Der Beginn des Jahrzehnts stand ganz im Zeichen der 16-Bit-Konsolen: Segas Mega Drive und das Super Nintendo Entertainment System ermöglichten Spielern Zugriff auf technisch hochwertigere Videospiele. Auf Nintendos Konsole zählte beispielsweise Super Mario World mit über 20 Millionen verkauften Einheiten zu den erfolgreichsten Titeln – und bahnte dem damaligen Nischen-Phänomen der Videospiele den Weg in die Wohn- und Kinderzimmer einer immer größer werdenden Bevölkerungsschicht.

Sonys PlayStation erobert das Wohnzimmer

Sony PlayStation1995 ermöglichte dann die PlayStation einen der größten Technologiesprünge der Videospielgeschichte: Durch den Einsatz aktueller 3D-Hardware konnte die Konsole neben klassischen 2D-Spielen auch eindrucksvolle 3D-Grafik darstellen. Diese aufwändigeren 3D-Spiele benötigten allerdings mehr Programmdaten als üblich – diesem Problem nahm sich Sony an, indem sie die CD als optisches Medium für PlayStation-Spiele verwendeten. Auf diese Weise konnten sowohl umfangreiche Videosequenzen wie auch Musikstücke in Spiele integriert werden – ein Prinzip, das auch heute noch Gültigkeit besitzt. Durch immer aufwändigere 3D-Spiele legte die PlayStation als Plattform damals die Grundlage für einen Trend, der selbst heute noch aktuell ist: die zunehmende Inszenierung der Handlung von Videospielen, wie auch in TV- und Kinofilmen. Nintendo und Sega zogen mit eigenen Konsolen nach, den Erfolg der PlayStation erreichten beide Konsolen jedoch nicht.

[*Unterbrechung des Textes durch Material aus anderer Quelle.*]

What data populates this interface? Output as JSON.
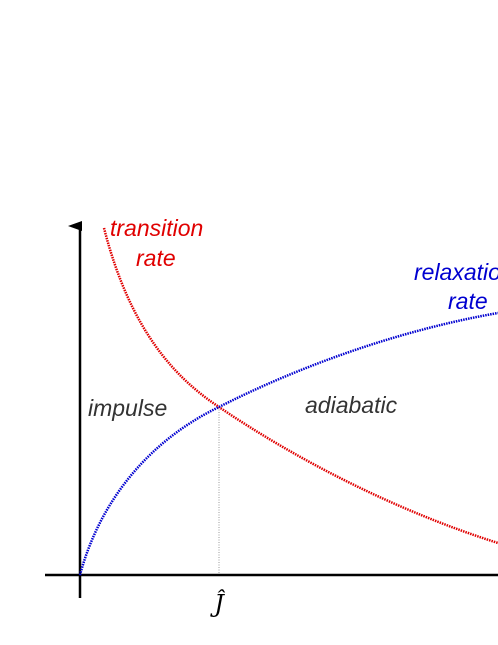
{
  "curves": [
    {
      "label_lines": [
        "transition",
        "rate"
      ]
    },
    {
      "label_lines": [
        "relaxation",
        "rate"
      ]
    }
  ],
  "regions": [
    "impulse",
    "adiabatic"
  ],
  "x_axis": {
    "marker": "Ĵ"
  }
}
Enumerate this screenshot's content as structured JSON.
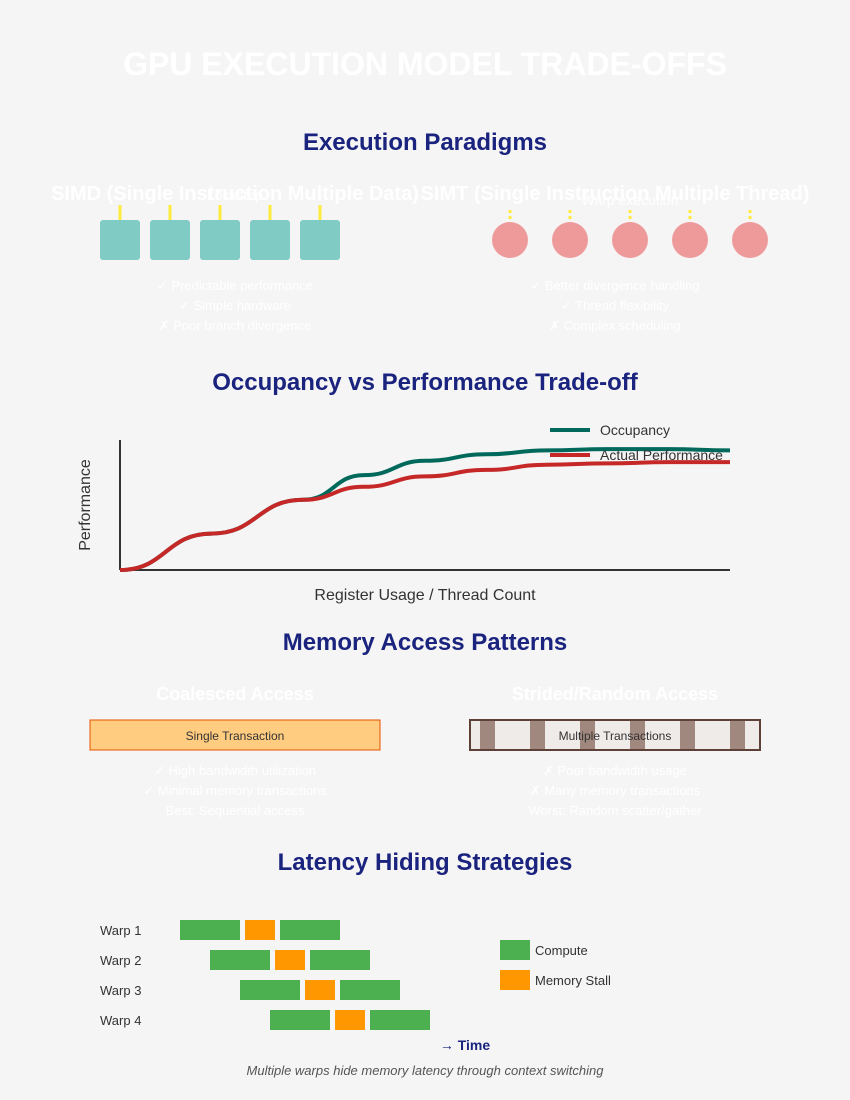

Auf dem PC erschienen parallel dazu die ersten populären über LAN oder das Internet spielbaren Multiplayer-Spiele, wie beispielsweise Command & Conquer, bei denen mehrere Spieler mit- und gegeneinander antreten konnten – ganz wie bei Videospielkonsolen.

Das Potenzial der Vernetzung von Konsolen erkannten damals übrigens schon einige Publisher: 1996 veröffentlichte beispielsweise SEGA NetLink für Saturn, mit dem man im Internet surfen und E-Mails schreiben konnte. Für den Super Nintendo gab es außerdem ein Zusatzgerät, mit dem man sogar Demoversionen und Informationen auf die Konsole herunterladen konnte – allerdings über Satellit.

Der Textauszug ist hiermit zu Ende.